Trigonopterus batukarensis is a species of flightless weevil in the genus Trigonopterus from Indonesia. The species was described in 2014. The beetle is 2.48–2.78 mm long. It is mostly black, except for the ferruginous antennae and legs. Endemic to Bali, where it is known only from Mount Batukaru at elevations of 835–1310 m.

== Taxonomy ==
Trigonopterus batukarensis was described by the entomologist Alexander Riedel in 2014 on the basis of an adult male specimen collected from Mount Batukaru on the island of Bali in Indonesia. The species is named its type locality.

==Description==
The beetle is 2.48–2.78 mm long. The antennae and legs are ferruginous, while the rest of the body is black.
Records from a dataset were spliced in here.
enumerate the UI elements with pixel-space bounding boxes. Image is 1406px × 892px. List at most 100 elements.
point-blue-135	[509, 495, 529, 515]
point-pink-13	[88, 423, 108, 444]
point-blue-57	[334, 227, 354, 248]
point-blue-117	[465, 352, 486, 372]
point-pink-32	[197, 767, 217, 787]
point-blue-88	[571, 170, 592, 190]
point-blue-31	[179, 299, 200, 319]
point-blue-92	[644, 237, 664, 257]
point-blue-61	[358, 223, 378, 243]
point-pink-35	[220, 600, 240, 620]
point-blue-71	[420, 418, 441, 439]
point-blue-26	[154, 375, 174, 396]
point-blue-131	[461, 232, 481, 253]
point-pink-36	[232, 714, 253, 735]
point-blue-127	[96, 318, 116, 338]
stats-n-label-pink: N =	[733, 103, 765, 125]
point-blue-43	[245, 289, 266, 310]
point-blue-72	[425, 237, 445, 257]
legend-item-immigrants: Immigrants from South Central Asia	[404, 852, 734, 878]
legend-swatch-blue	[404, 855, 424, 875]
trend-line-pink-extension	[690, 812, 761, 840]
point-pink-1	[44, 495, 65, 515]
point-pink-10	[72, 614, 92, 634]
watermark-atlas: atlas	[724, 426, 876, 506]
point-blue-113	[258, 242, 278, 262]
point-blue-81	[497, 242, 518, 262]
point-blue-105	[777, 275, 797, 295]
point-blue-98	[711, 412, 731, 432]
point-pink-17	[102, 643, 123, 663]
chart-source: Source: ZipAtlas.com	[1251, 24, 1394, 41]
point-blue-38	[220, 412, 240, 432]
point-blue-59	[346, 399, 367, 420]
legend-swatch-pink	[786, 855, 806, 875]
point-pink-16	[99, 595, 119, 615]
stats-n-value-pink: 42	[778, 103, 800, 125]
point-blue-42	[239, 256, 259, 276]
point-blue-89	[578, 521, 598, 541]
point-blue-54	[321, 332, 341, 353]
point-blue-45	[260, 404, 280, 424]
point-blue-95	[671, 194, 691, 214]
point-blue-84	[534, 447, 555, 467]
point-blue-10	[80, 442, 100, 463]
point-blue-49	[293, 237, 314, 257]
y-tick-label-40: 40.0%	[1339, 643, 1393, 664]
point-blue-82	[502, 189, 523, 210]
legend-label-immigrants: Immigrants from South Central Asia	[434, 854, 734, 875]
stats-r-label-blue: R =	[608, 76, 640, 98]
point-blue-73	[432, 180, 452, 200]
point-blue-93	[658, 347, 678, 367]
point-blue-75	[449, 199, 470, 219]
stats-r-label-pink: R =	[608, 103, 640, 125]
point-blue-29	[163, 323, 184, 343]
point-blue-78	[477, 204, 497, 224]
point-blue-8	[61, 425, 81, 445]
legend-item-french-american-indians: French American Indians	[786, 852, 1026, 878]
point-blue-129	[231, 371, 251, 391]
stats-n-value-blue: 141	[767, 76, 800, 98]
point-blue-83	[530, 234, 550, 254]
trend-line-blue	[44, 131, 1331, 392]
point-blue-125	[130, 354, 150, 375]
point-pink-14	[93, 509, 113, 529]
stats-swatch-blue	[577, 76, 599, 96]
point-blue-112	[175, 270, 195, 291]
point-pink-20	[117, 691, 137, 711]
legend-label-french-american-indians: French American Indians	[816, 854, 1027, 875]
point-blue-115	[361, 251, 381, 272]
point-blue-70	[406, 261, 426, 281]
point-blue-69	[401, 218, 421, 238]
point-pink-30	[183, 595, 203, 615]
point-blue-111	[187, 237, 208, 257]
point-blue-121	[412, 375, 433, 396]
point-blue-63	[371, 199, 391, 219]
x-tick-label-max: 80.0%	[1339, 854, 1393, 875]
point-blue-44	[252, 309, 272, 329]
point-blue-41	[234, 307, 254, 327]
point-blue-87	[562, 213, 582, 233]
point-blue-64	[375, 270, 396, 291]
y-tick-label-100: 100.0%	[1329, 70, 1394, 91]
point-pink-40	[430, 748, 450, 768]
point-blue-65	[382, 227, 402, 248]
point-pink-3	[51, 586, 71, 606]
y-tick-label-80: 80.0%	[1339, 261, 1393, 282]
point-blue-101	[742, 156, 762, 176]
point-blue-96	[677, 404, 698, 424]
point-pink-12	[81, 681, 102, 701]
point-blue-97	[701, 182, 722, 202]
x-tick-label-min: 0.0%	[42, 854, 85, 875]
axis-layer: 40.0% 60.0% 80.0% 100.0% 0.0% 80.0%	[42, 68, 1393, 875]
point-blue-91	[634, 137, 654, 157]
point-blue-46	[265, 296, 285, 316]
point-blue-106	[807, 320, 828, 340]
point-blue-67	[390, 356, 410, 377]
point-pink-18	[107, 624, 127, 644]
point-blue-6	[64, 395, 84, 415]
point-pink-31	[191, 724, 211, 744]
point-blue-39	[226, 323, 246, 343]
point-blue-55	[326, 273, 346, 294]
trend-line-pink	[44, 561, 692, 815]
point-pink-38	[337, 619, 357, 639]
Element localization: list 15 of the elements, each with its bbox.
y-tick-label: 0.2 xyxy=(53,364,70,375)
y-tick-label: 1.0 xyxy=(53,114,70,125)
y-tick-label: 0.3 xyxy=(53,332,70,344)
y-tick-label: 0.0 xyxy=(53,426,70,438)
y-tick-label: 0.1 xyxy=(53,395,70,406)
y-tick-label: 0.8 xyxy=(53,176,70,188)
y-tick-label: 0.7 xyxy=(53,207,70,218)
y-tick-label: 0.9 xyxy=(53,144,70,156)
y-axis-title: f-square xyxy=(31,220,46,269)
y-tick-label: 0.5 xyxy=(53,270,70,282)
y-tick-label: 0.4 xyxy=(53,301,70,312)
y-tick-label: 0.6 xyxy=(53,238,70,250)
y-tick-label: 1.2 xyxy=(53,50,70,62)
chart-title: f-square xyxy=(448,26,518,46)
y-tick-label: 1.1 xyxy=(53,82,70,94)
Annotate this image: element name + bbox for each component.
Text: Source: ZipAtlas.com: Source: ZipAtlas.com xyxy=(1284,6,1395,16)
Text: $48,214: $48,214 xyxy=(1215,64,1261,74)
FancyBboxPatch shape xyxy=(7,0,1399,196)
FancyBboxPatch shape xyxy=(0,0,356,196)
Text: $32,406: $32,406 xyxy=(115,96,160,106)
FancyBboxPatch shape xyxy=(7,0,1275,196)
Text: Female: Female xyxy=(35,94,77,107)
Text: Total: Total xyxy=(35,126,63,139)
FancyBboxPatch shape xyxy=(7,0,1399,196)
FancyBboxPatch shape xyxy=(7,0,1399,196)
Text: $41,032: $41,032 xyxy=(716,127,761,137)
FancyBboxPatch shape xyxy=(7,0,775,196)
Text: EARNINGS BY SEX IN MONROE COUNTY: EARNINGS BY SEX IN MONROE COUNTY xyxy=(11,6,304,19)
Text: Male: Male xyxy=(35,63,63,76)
The body is subovate in shape, showing a slight constriction between the pronotum and elytra when viewed dorsally, and is convex in profile. The rostrum features a central ridge flanked by two submedian ridges, with the intervening furrows each containing a sparse row of inward-facing scales. The epistome bears a transverse ridge.

The pronotum is coarsely punctate and reticulate, with a faint median ridge and sparse, recumbent scales. The elytra have deeply incised striae dorsally and are marked laterally by rows of coarse punctures. The intervals are prominently costate, flattened on the dorsal side, and contain rows of punctures, each with a small recumbent scale. The sutural interval is barely widened at the base, and the elytral apex is subtruncate. Each femur has a simple anteroventral ridge, and the metafemur bears a stridulatory patch near the tip. Abdominal ventrite 5 is coarsely punctate and sparsely covered with suberect scales.

The penis has nearly parallel sides, with the apex featuring a median angular extension. The transfer apparatus includes a thin median rod that is 1.4 times the length of the penis body and projects basally. The apodemes are 2.6 times the length of the body, and the ductus ejaculatorius lacks a bulbus.

Elytral coloration varies from dark ferruginous to black. In females, the rostrum is slender in the apical half, nearly hairless on the dorsal side, and features submedian rows of punctures along with lateral punctate-rugose texture. The epistome is simple.

== Distribution ==
Trigonopterus batukarensis is endemic to the Indonesian island of Bali, where it is known only from Mount Batukaru. It has been recorded from elevations of 835–1310 m.